In un centinaio di paesi piemontesi e in 25 della Bergamasca, infatti, i Comuni saranno invitati a sospensioni notturne e a firmare ordinanze mirate a un utilizzo estremamente parsimonioso dell’acqua. L’allarme dell’Osservatorio sugli utilizzi idrici del fiume Po è totale. Durante la seduta straordinaria con Autorità del Po, Regioni, portatori d’interesse e Protezione civile, lo scenario delineato è da sirena rossa: nel Bacino Padano il fabbisogno d’acqua è alto ma tutte le disponibilità sono “in esaurimento”. Una crisi, è la sintesi, con “valori mai visti da 70 anni”. E alla situazione già molto deteriorata “si aggiunge la previsione di mancanza di piogge e il persistere di alte temperature sopra la media”. Critico – sottolinea l’Osservatorio sul Po – è il quadro di insieme degli indicatori idro-meteo-climatici che caratterizzano il bacino del fiume e che di conseguenza influiscono sul fabbisogno idrico per gli usi civili, irrigui e ambientali che in questi mesi, soprattutto in vista dell’estate, è già di per sé più alto che in altri periodi dell’anno.
Gli elementi che contribuiscono all’allarme rosso sono almeno quattro: la neve sulle Alpi è totalmente esaurita in Piemonte e Lombardia; i laghi – a partire dal lago Maggiore – sono ai minimi storici del periodo, eccetto il Garda; la temperatura è più alta fino a 2 gradi sopra la media e la produzione di energia elettrica è in stallo. Così le colture, nonostante l’avvio tardivo di 15 giorni della pratica dell’irrigazione, sono tutt’ora in sofferenza. E intanto si accentua anche la risalita del cuneo salino a oltre 10 chilometri dalla costa adriatica e con un utilizzo all’80% a 15 chilometri dal mare, con un impatto non indifferente su habitat e biodiversità. In quelle aree del Rodigino e del Ferrarese l’irrigazione è sospesa o regolata in modo minuzioso nel corso della giornata. In alcune zone sono già state attivate pompe mobili d’emergenza per garantire alle colture di sopravvivere. Quello della contaminazione salina delle falde è un “fenomeno invisibile” che sta “sconvolgendo l’equilibrio ambientale del delta polesano”, ha spiegato negli scorsi giorni Francesco Vincenzi, presidente dell’Anbi. “Se la situazione persisterà, entro la settimana prossima – ha avvisato – saranno contaminate le prime falde destinate all’uso potabile.”
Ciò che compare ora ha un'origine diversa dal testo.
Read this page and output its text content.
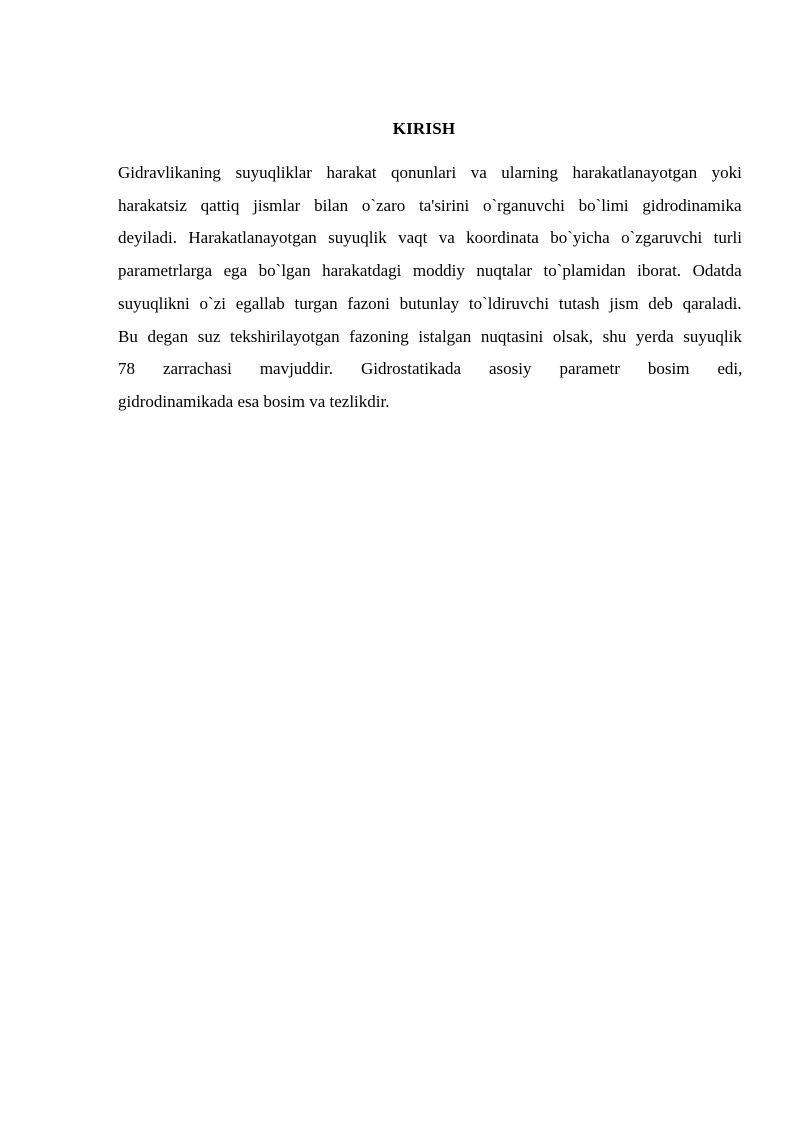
KIRISH
Gidravlikaning suyuqliklar harakat qonunlari va ularning harakatlanayotgan yoki
harakatsiz qattiq jismlar bilan o`zaro ta'sirini o`rganuvchi bo`limi gidrodinamika
deyiladi. Harakatlanayotgan suyuqlik vaqt va koordinata bo`yicha o`zgaruvchi turli
parametrlarga ega bo`lgan harakatdagi moddiy nuqtalar to`plamidan iborat. Odatda
suyuqlikni o`zi egallab turgan fazoni butunlay to`ldiruvchi tutash jism deb qaraladi.
Bu degan suz tekshirilayotgan fazoning istalgan nuqtasini olsak, shu yerda suyuqlik
78 zarrachasi mavjuddir. Gidrostatikada asosiy parametr bosim edi,
gidrodinamikada esa bosim va tezlikdir.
Per gestire una crisi idrica definita “straordinaria” sono stati stabiliti dall’Osservatorio tre principi fondamentali: il comparto idroelettrico ha dato la propria disponibilità, indipendentemente dalle concessioni legislative, a sostenere il settore primario dell’agricoltura in caso di manifesta necessità produttiva; i grandi laghi confermano la possibilità di scendere sotto i livelli minimi di invaso per contribuire ad alimentare con continuità e per quanto possibile i corsi d’acqua di valle sia per finalità irrigue che per il mantenimento dell’habitat e della biodiversità; ogni quantitativo percentuale così come ogni decisione territoriale con potenziali effetti sulla risorsa sarà condivisa tra tutti i partner e utilizzatori. Esiste tuttavia un ulteriore risvolto, che rischia di toccare da vicino la vita quotidiana dei cittadini di circa 125 Comuni, un centinaio in Piemonte e 25 in provincia di Bergamo. Utilitalia, in rappresentanza delle multiutility del servizio idrico integrato, ha confermato che l’attenzione è anche e soprattutto per le forniture di risorsa per il potabile. E la federazione ha chiesto ai sindaci eventuali sospensioni notturne per rimpinguare i livelli dei serbatoi con ordinanze mirate a un utilizzo estremamente parsimonioso dell’acqua. E Terna avvisa che la siccità incide anche sul settore idroelettrico: al momento le criticità legate al pescaggio dell’acqua di raffreddamento delle centrali termoelettriche sono in ripresa, però in prospettiva delle prossime settimane attesta la progressiva scarsità di risorsa utile per un raffreddamento adeguato.